But he reveals the secret to his longevity was treating his body like a 'temple' by only taking 'high quality drugs'.
In exclusive excerpts from his memoir Life - which are published in Rolling Stone magazine - the rocker explains how he survived a drug-fuelled past.

'When I was taking dope, I was fully convinced that my body is my temple,' he said.

'I can do anything I want with it and nobody can tell me yea or nay.'

He had a decade-long love affair with heroin and was also a heavy cocaine user.

But he explains in his memoir why he thinks he survived while many of his peers overdosed and died at an early age.

He writes: 'It's not only the high quality of drugs I had that I attribute my survival to. I was very meticulous about how much I took.

'I'd never put more in to get a little higher.

'That's where most people f*** up on drugs. It's the greed involved that never really affected me.

'People think once they've got this high, if they take some more they're going to get a little higher.

'There's no such thing. Especially with cocaine...

'Maybe that's a measure of control and maybe I'm rare in that respect. Maybe there I have an advantage.'

Despite a life lived as the poster-child for rock 'n' roll excess, it's the fractious nature of Richards' ongoing relationship with Jagger that reveals the most about the Rolling Stones.

'Mick and I are still great friends and still want to work together,' he said.

'I had a feeling Mick would have no problem with the truth. No doubt I was as infuriating to him as he can be to me.

'Can you imagine if life went along smoothly and everybody agreed?

'Nothing would happen. There'd be no blues.'

He also talks about his battle with the late Brian Jones - a founding member of the Rolling Stones who died in 1969 at the age of 27.

Richards fell in love with Jones' girlfriend actress and model Anita Pallenberg, with who he would go on to have three children.

The guitarist alleged that Jones was abusive to Pallenberg.

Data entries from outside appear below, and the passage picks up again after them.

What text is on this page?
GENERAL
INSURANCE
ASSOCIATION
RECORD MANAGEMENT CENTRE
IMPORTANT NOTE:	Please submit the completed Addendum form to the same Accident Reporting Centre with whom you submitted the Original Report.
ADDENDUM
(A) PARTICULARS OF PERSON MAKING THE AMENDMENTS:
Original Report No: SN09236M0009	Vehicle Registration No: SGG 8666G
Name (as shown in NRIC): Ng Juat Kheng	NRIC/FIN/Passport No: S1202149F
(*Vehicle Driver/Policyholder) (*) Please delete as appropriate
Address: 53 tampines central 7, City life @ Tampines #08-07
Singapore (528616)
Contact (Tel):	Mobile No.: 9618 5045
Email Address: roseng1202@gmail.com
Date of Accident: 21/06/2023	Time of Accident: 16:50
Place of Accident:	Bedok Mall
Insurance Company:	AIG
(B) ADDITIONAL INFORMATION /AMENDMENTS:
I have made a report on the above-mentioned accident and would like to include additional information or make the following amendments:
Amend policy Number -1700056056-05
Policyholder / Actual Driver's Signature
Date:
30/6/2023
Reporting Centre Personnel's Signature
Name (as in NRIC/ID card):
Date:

He said: 'I learned later just how violent Brian had already become with her as the downward slide began, throwing knives, glass, punches at her, forcing her to barricade herself behind sofas.'

The couple got together on a 1967 trip to Morocco, which Jones also went on.

Surprisingly Richards, who has been married to former model Patti Hansen, with whom he has two daughters, since 1983, claims Pallenberg made the first move, which he said has been the case in all his romances.

'I have never put the make on a girl in my life,' he said. 'I just don't know how to do it. My instincts are always to leave it to the woman...

'I'm tongue-tied. I suppose every woman I've been with, they've had to put the make on me.'

Richards defined his role in the love triangle as being the 'Sir Galahad' rescuing the 'beautiful' Pallenberg.

The rocker also comments on the legend that surrounds him.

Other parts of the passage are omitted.